Werthebach trägt die Attacke mit Fassung, geduldig wartet er, bis der Moderator ihm die Initiative zuteilt. Doch er nutzt sie nicht, weder greift er offen an, noch versucht er, seinen Gegner zu Fall zu bringen. Statt dessen streitet Werthebach schlicht ab, er dementiert, leugnet, weiß von nichts. In kürzester Zeit verspielt er auch bei den Gutwilligen im Saal jeden Kredit. Ein Student bringt es nach der Diskussion auf den Punkt: „Herr Werthebach, Sie haben eingangs von einem Duell zwischen Ihnen und Herrn von Bülow gesprochen.
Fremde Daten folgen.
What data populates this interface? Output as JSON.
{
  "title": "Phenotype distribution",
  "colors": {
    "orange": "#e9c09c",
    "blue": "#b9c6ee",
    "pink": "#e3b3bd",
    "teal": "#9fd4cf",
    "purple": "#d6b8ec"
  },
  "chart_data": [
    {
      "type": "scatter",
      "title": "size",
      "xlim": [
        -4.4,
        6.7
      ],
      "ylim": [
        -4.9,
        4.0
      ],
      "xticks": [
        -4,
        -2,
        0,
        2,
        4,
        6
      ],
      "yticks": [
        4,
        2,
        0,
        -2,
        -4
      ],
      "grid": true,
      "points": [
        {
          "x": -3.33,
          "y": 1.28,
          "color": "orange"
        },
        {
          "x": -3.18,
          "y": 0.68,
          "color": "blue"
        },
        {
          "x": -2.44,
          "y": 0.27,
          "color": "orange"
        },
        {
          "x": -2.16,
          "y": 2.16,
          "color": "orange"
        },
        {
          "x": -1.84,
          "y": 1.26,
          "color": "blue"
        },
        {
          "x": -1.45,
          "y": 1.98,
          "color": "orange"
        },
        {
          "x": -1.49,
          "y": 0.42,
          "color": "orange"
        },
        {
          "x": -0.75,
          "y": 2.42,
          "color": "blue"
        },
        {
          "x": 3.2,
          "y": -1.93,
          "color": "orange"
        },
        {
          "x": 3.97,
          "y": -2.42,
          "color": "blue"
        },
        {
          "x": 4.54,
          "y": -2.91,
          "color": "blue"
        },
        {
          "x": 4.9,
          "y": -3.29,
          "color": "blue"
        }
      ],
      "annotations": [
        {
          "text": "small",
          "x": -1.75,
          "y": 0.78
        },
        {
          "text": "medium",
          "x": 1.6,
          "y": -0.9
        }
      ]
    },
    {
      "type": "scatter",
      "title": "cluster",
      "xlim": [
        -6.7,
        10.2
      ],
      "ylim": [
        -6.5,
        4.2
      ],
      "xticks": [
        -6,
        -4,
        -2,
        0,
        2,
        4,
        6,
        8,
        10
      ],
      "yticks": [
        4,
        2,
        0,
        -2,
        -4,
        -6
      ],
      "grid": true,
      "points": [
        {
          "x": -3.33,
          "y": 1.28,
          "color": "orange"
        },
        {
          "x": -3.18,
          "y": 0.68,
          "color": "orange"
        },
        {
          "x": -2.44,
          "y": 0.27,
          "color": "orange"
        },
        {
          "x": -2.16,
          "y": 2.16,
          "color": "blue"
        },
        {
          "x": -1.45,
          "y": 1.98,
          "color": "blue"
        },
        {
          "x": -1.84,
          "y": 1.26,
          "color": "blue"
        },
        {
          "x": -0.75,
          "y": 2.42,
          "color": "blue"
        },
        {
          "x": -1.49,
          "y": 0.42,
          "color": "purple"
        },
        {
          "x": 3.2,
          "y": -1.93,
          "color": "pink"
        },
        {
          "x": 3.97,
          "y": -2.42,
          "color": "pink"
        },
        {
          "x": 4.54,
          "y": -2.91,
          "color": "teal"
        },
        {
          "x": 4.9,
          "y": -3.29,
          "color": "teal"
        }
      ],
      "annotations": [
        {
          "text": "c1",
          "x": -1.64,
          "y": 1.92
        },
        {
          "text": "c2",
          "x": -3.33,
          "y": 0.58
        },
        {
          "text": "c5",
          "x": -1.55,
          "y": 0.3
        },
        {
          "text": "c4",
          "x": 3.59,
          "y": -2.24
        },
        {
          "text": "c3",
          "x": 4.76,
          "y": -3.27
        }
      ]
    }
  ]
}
Ich habe daraufhin eine Strichliste geführt: Es steht 28 zu 0 für Herrn von Bülow!“

Doch das bekümmert Werthebach nicht im geringsten, selbstzufrieden blickt er in die Runde. Werthebach meint offenbar, er schulde dem Publikum noch nicht einmal eine gute Show, geschweige denn die Wahrheit. Immerhin muß er dafür auch einen „Arschkriecher!“ aus dem Publikum einstecken. Wir werden aufmerksam: Arschkriecher? Bei wem? Dem Ami?! - Der erste Antiamerikanismus des Abends?! Doch keiner nimmt davon Notiz, nicht einmal Werthebach.

Dann wird es noch besser: „Amerika ist der wahre Schurkenstaat!“, tönt es aus dem Saal. Da macht einer aus seinem Herzen keine Mördergrube. Doch nichts passiert. Und dabei bleibt es dann auch. Im Gegenteil, die Menge bemüht sich, Boden gut zu machen. Werthebach kommt aus der Beamten-Laufbahn, offenbar weiß er nicht, daß man einen Saal nicht mit Dementis abspeisen kann, wie wohl weiland als Politiker die Journalisten. Weil die Methode „Alles Verleumdungen!“ hier nicht zieht, greift er schließlich doch noch zu dem Vorwurf, auf den jeder den ganzen Abend nur gewartet hat: „Herr von Bülow, Sie sind kein AntiAmerikaner, aber sie schüren den Anti-Amerikanismus!“ Doch es wirkt nur wie „Mir fällt sonst nichts mehr ein“.

„Ich bewundere Amerika“, wehrt von Bülow indessen ab. „Wir sind den USA dankbar für 1945, wie für 1989, aber heute müssen wir uns von ihnen emanzipieren.“ Doch dann - zweifelsohne auch in amerikanischen Augen - der Sündenfall: „Mir sind die Amerikaner manchmal sogar lieber, als die eigenen Landsleute.“ Und es passiert, was nur in Deutschland passieren kann: das Publikum ist empört - aber natürlich nicht über von Bülows Aussage. „Wir sind auch keine Anti-Amerikaner!“, ruft einer und der Ruf pflanzt sich fort, bis er in aufbrandendem Applaus untergeht.

Da wendet sich der Gast mit Grausen. Das Rätsel des Anti-Amerikanismus vermochte er auch an diesem Abend in der Urania nicht zu lösen. Aber er ist sich sicher - so wie er „die Amis“ kennengelernt hat: Selbst ihnen ist ein aufrechter Anti-Amerikaner lieber, als diese sich mit Vorliebe selbstbezichtigenden Deutschen.